Trading Divergences On H1, H4 And D1 Timeframes!on June 17, 2012 at 5:53 am
Divergences on H1, H4 and D1 timeframes can be pretty strong trend reversal as well as trend continuation signals. When you are trading, you need a leading indicator. There are not many leading indicators. Most indicators are lagging. Trading with moving averages will always give you a buy/sell signal when the price action has almost completed the move. The same goes for almost all other indicators as most of them are based on moving averages. As a technical trader, you need to learn how to predict the trend reversal well in time if you want to capitalize on it. One of the popular leading indicators is the Divergence. When you combine a divergence pattern with a trendline and the candlestick reversal patterns, you get a very powerful combination.
So let’s discuss Divergences today! Divergence patterns are observed using oscillators like the MACD, Stochastic, RSI and the other oscillators. However, these three oscillators namely the MACD, Stochastic and the RSI are the most popular when it comes to divergence trading. Oscillators are those indicators that oscillate between two values. Divergence can be of two types:
1. Regular Divergence
2. Hidden Divergence
Regular Divergence: A divergence pattern is formed when the price action makes a lower low while the indicator makes a higher low or the price action makes a higher high and the indicator makes a lower high. This type of divergence is known as a Regular Divergence. When the price action makes a lower low and the oscillator like the MACD, Stochastic or the RSI makes a higher low, the pattern formed is known as the Regular Bullish Divergence. It means the downtrend is going to end soon and the uptrend will start. When you see a candlestick reversal pattern just after the appearance of the Regular Bullish Divergence, it is time to immediately enter into a long trade. Watch this video below that explains this concept more clearly:
In the same manner, when the price action is making a higher high while the oscillator is making a lower high, this is known as Regular Bearish Divergence. When you spot Regular Bearish Divergence and a candlestick reversal pattern just after that pattern, it is a pretty strong trend reversal signal. Watch Part II of the above video below:
Hidden Divergence: Unlike the regular divergence which is a trend reversal signal, a hidden divergence is a trend continuation signal. When the price action makes a higher low while the oscillator makes a higher high, it is known as Hidden Bullish Divergence meaning the Uptrend will resume soon and the downtrend is just a short retracement. In the same manner, when the price action makes a lower high while the oscillator makes a higher high, it is known as the Hidden Bearish Divergence meaning the downtrend will continue. Watch Part III of the above video that explains divergence in a very good manner:
Trading these Divergence Patterns can be very profitable if you combine them with candlestick reversal patterns and trendline breaks. However, you must be very clear about the Regular and the Hidden Divergence before you start trading these patterns. There are times when you can confuse a regular pattern with the hidden pattern so first practice identifying these patterns on the demo account before you start using them in live trading.

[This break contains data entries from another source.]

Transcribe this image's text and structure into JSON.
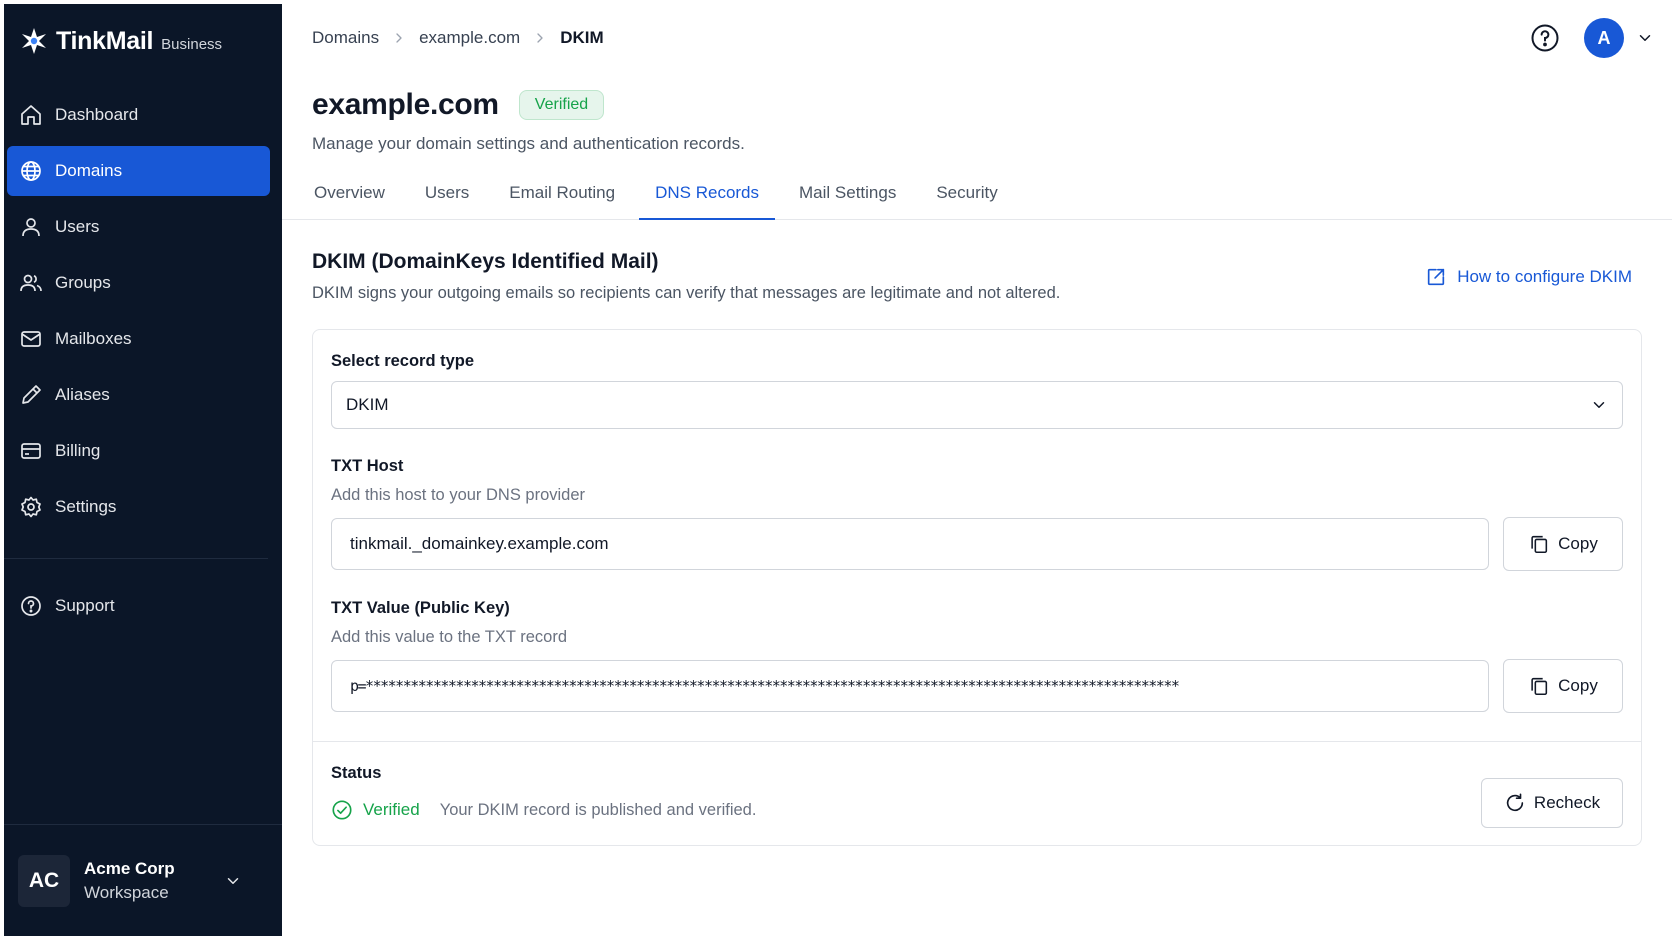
{
  "brand": {
    "name": "TinkMail",
    "tier": "Business"
  },
  "sidebar": {
    "items": [
      {
        "label": "Dashboard",
        "icon": "home-icon"
      },
      {
        "label": "Domains",
        "icon": "globe-icon",
        "active": true
      },
      {
        "label": "Users",
        "icon": "user-icon"
      },
      {
        "label": "Groups",
        "icon": "users-icon"
      },
      {
        "label": "Mailboxes",
        "icon": "mail-icon"
      },
      {
        "label": "Aliases",
        "icon": "pen-icon"
      },
      {
        "label": "Billing",
        "icon": "card-icon"
      },
      {
        "label": "Settings",
        "icon": "gear-icon"
      }
    ],
    "support": {
      "label": "Support",
      "icon": "help-circle-icon"
    },
    "workspace": {
      "initials": "AC",
      "name": "Acme Corp",
      "sub": "Workspace"
    }
  },
  "breadcrumb": [
    "Domains",
    "example.com",
    "DKIM"
  ],
  "user": {
    "initial": "A"
  },
  "header": {
    "title": "example.com",
    "badge": "Verified",
    "subtitle": "Manage your domain settings and authentication records."
  },
  "tabs": [
    "Overview",
    "Users",
    "Email Routing",
    "DNS Records",
    "Mail Settings",
    "Security"
  ],
  "section": {
    "title": "DKIM (DomainKeys Identified Mail)",
    "desc": "DKIM signs your outgoing emails so recipients can verify that messages are legitimate and not altered.",
    "help_link": "How to configure DKIM"
  },
  "form": {
    "record_type_label": "Select record type",
    "record_type_value": "DKIM",
    "host_label": "TXT Host",
    "host_help": "Add this host to your DNS provider",
    "host_value": "tinkmail._domainkey.example.com",
    "value_label": "TXT Value (Public Key)",
    "value_help": "Add this value to the TXT record",
    "value_value": "p=************************************************************************************************************",
    "copy_label": "Copy"
  },
  "status": {
    "label": "Status",
    "state": "Verified",
    "message": "Your DKIM record is published and verified.",
    "recheck_label": "Recheck"
  },
  "colors": {
    "accent": "#1858d6",
    "sidebar_bg": "#0b1628",
    "success": "#16a34a"
  }
}
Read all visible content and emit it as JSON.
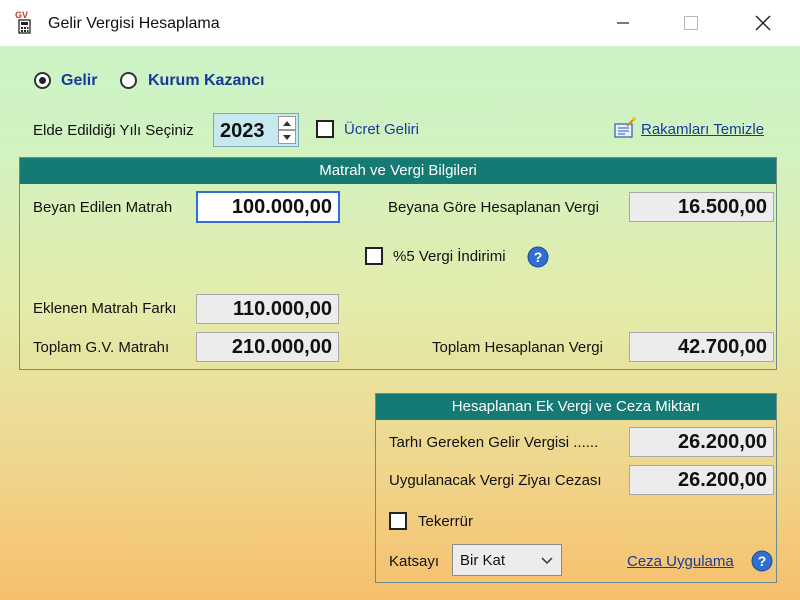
{
  "window": {
    "title": "Gelir Vergisi Hesaplama",
    "icon_text": "GV",
    "icons": {
      "app": "calculator-icon",
      "minimize": "minimize-icon",
      "maximize": "maximize-icon",
      "close": "close-icon"
    }
  },
  "mode": {
    "options": [
      {
        "label": "Gelir",
        "selected": true
      },
      {
        "label": "Kurum Kazancı",
        "selected": false
      }
    ]
  },
  "year": {
    "label": "Elde Edildiği Yılı Seçiniz",
    "value": "2023"
  },
  "wage_income": {
    "label": "Ücret Geliri",
    "checked": false
  },
  "clear_link": {
    "label": "Rakamları Temizle",
    "icon": "erase-icon"
  },
  "matrah_group": {
    "title": "Matrah ve Vergi Bilgileri",
    "declared_base_label": "Beyan Edilen Matrah",
    "declared_base_value": "100.000,00",
    "declared_tax_label": "Beyana Göre Hesaplanan Vergi",
    "declared_tax_value": "16.500,00",
    "discount_label": "%5 Vergi İndirimi",
    "discount_checked": false,
    "added_base_label": "Eklenen Matrah Farkı",
    "added_base_value": "110.000,00",
    "total_base_label": "Toplam G.V. Matrahı",
    "total_base_value": "210.000,00",
    "total_tax_label": "Toplam Hesaplanan Vergi",
    "total_tax_value": "42.700,00"
  },
  "penalty_group": {
    "title": "Hesaplanan Ek Vergi ve Ceza Miktarı",
    "assess_label": "Tarhı Gereken Gelir Vergisi ......",
    "assess_value": "26.200,00",
    "penalty_label": "Uygulanacak Vergi Ziyaı Cezası",
    "penalty_value": "26.200,00",
    "repeat_label": "Tekerrür",
    "repeat_checked": false,
    "coef_label": "Katsayı",
    "coef_value": "Bir Kat",
    "apply_link": "Ceza Uygulama"
  },
  "colors": {
    "accent_header": "#157a74",
    "link": "#1a3a9a",
    "focus_border": "#2d6fd6"
  }
}
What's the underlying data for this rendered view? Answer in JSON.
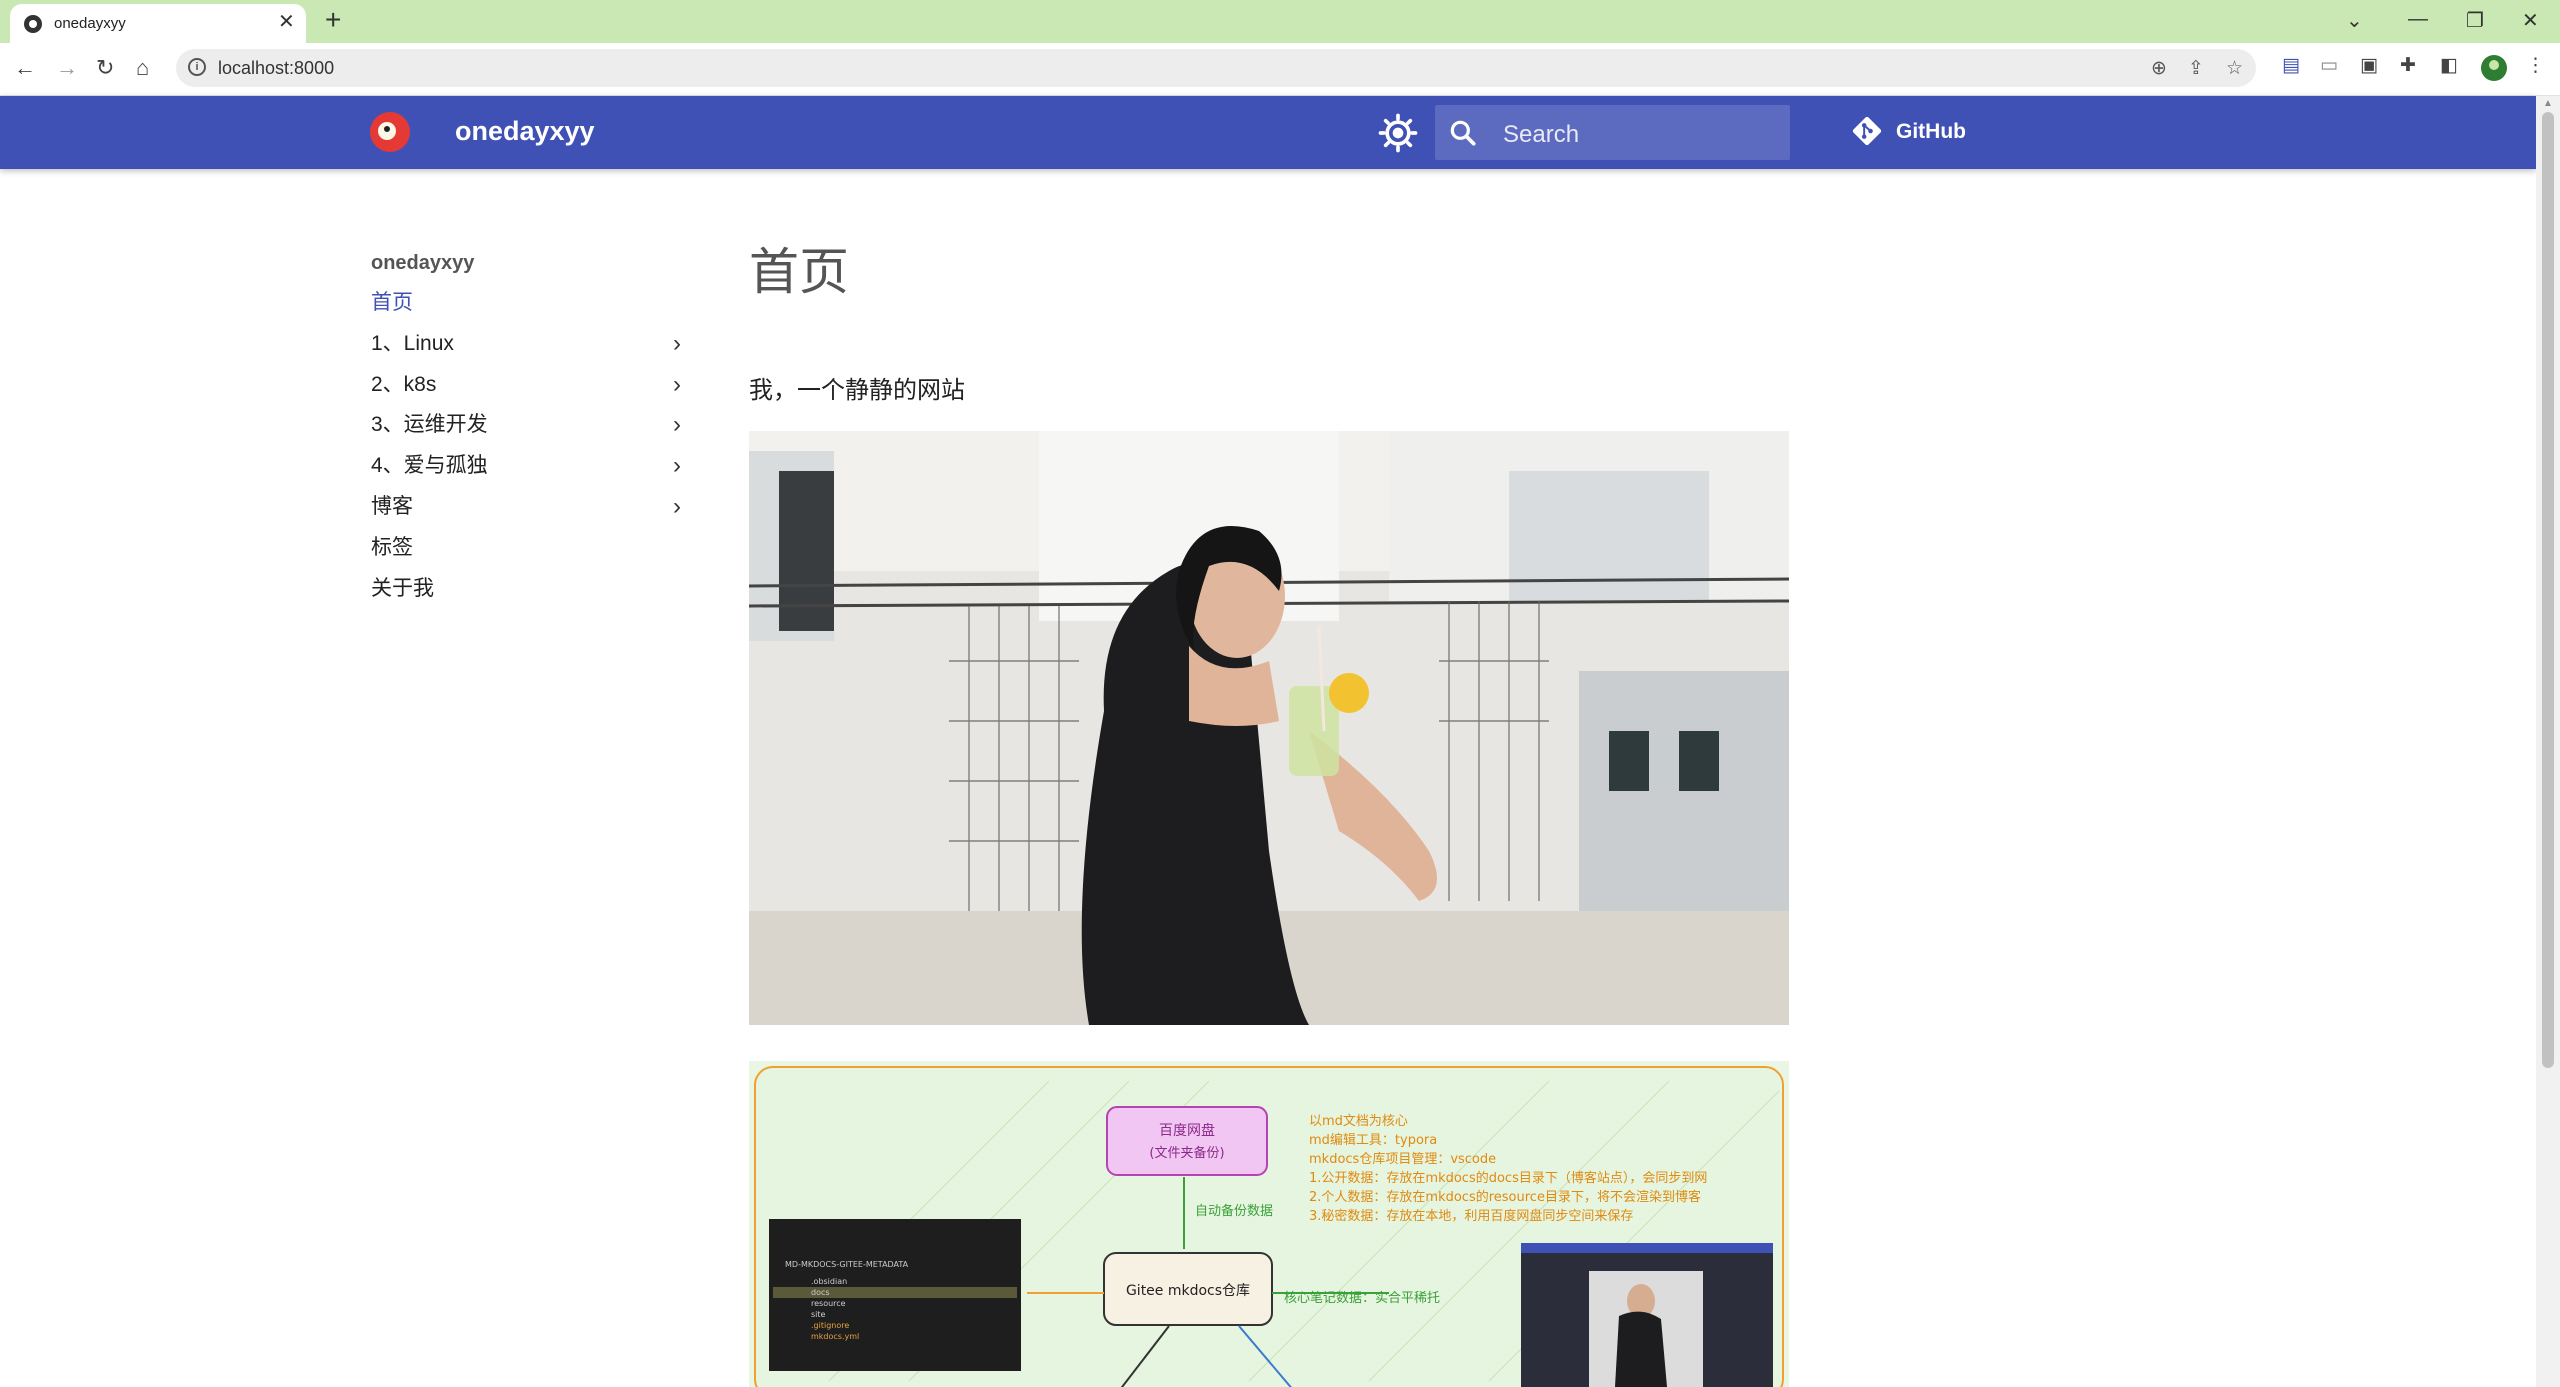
{
  "browser": {
    "tab_title": "onedayxyy",
    "url": "localhost:8000"
  },
  "site": {
    "title": "onedayxyy",
    "search_placeholder": "Search",
    "github_label": "GitHub"
  },
  "sidebar": {
    "heading": "onedayxyy",
    "items": [
      {
        "label": "首页",
        "active": true,
        "expandable": false
      },
      {
        "label": "1、Linux",
        "active": false,
        "expandable": true
      },
      {
        "label": "2、k8s",
        "active": false,
        "expandable": true
      },
      {
        "label": "3、运维开发",
        "active": false,
        "expandable": true
      },
      {
        "label": "4、爱与孤独",
        "active": false,
        "expandable": true
      },
      {
        "label": "博客",
        "active": false,
        "expandable": true
      },
      {
        "label": "标签",
        "active": false,
        "expandable": false
      },
      {
        "label": "关于我",
        "active": false,
        "expandable": false
      }
    ]
  },
  "content": {
    "title": "首页",
    "intro": "我，一个静静的网站"
  },
  "diagram": {
    "node_top_line1": "百度网盘",
    "node_top_line2": "(文件夹备份)",
    "edge_top_label": "自动备份数据",
    "node_center": "Gitee mkdocs仓库",
    "edge_right_label": "核心笔记数据：实合平稀托",
    "notes": [
      "以md文档为核心",
      "md编辑工具：typora",
      "mkdocs仓库项目管理：vscode",
      "1.公开数据：存放在mkdocs的docs目录下（博客站点），会同步到网",
      "2.个人数据：存放在mkdocs的resource目录下，将不会渲染到博客",
      "3.秘密数据：存放在本地，利用百度网盘同步空间来保存"
    ],
    "vscode_header": "MD-MKDOCS-GITEE-METADATA",
    "vscode_files": [
      ".obsidian",
      "docs",
      "resource",
      "site",
      ".gitignore",
      "mkdocs.yml"
    ]
  },
  "colors": {
    "header": "#3f51b5",
    "accent": "#3f51b5",
    "tabstrip": "#c9e8b4"
  }
}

You can read more about How to trade with Divergence Patterns. As said above, don’t make the mistake of confusing regular divergence with the hidden divergence when identifying them on the charts. This might require some practice on your part but it will pay off in the long run when you will be able to make a lot of pips using these leading indicators in your trading. Now when you see a regular divergence pattern appearing on the H1 timeframe while you see a hidden divergence pattern appearing either on the H4 or the D1 timeframe, you can pretty much assume that there will be a short retracement before the market will continue in the direction of the trend.
One the other hand when you see a regular divergence pattern appearing on the H1 timeframe and a regular divergence pattern appearing on either H4 or D1 timeframe, it means that the trend is about to reverse in a big way. So mastering how to trade with Divergence Patterns can be a very powerful tool in your technical analysis toolkit.